Recorded at Grisman’s Dawg Studios during April 2001, except for four tunes, Hold On, We’re Strummin’ consists entirely of new material composed especially for this release. Titles like “Crusher and Hoss,” named after their two primary signature mandolins, and “Hartford’s Reel,” dedicated to the memory of their friend, the late John Hartford, indicate the personal and intimate nature of the music on Hold On, We’re Strummin’. Besides their regular vintage Gibson F-5 mandolins Grisman and Bush play mandocello, octave mandolin, National steel-bodied mandolin, fiddle, octave mandola, banjo-mandolin, and even (sigh) banjo. Jack Lawrence and Dave Nunally on guitar, Jim Kerwin and Sam Bush on bass, and Hal Blaine on drums join the party.
Extensive liner notes by the fine jazz mandolin player Don Stiernberg and spirited Stax-Volt inspired graphics make a package that successfully foreshadows the eclectic yet erudite music within. As usual with Acoustic Disc CDs the sonics are first-rate throughout. Engineers Larry Cumings and Dave Dennison bring out the best from all the acoustic instruments used here, even the difficult ones to record like a National mandolin.

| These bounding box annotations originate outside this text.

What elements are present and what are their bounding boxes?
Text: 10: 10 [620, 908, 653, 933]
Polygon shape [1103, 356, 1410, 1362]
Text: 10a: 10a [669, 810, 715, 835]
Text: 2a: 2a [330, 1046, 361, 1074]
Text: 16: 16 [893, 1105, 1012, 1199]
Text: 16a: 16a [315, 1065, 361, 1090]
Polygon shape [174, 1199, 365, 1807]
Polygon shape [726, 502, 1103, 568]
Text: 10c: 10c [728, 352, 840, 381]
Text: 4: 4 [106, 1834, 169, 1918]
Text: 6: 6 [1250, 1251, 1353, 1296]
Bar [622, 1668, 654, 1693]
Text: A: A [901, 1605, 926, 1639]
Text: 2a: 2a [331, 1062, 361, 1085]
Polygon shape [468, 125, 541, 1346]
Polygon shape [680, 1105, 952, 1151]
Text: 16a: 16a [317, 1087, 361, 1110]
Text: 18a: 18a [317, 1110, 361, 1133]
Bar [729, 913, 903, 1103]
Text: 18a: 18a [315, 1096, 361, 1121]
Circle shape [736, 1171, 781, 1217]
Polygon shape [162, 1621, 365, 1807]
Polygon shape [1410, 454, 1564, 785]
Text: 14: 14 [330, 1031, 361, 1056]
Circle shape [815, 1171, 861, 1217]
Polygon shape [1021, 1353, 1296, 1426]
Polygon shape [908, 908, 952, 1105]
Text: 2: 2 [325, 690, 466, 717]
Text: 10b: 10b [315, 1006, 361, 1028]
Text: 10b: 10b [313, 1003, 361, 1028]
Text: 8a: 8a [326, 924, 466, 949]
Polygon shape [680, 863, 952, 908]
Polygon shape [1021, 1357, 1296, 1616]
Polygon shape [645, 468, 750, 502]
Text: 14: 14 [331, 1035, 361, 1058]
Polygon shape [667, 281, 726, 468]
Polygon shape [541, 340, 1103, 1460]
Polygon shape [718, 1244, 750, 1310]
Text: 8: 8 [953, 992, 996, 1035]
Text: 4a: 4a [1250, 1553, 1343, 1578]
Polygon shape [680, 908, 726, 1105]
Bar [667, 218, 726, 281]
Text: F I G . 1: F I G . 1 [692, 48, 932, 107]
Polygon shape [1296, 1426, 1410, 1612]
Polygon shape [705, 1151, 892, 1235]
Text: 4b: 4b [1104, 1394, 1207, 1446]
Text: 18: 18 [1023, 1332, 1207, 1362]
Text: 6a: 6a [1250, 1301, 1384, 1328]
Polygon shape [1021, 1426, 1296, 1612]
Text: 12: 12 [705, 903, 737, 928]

I applaud their decision not to add artificial reverberation to enhance the warmth or space of the recording venue. The real sound of acoustic instruments recorded in natural way rules.
Several years ago David and Sam played together during a memorial service for Charles Sawtelle at the Boulder Theater. During their dual solos I couldn’t help but think “I sure would love to hear a whole CD of these two playing together.” Now my wish is a reality. As Charles Sawtelle would have said, “You need this CD.” Yup, you do.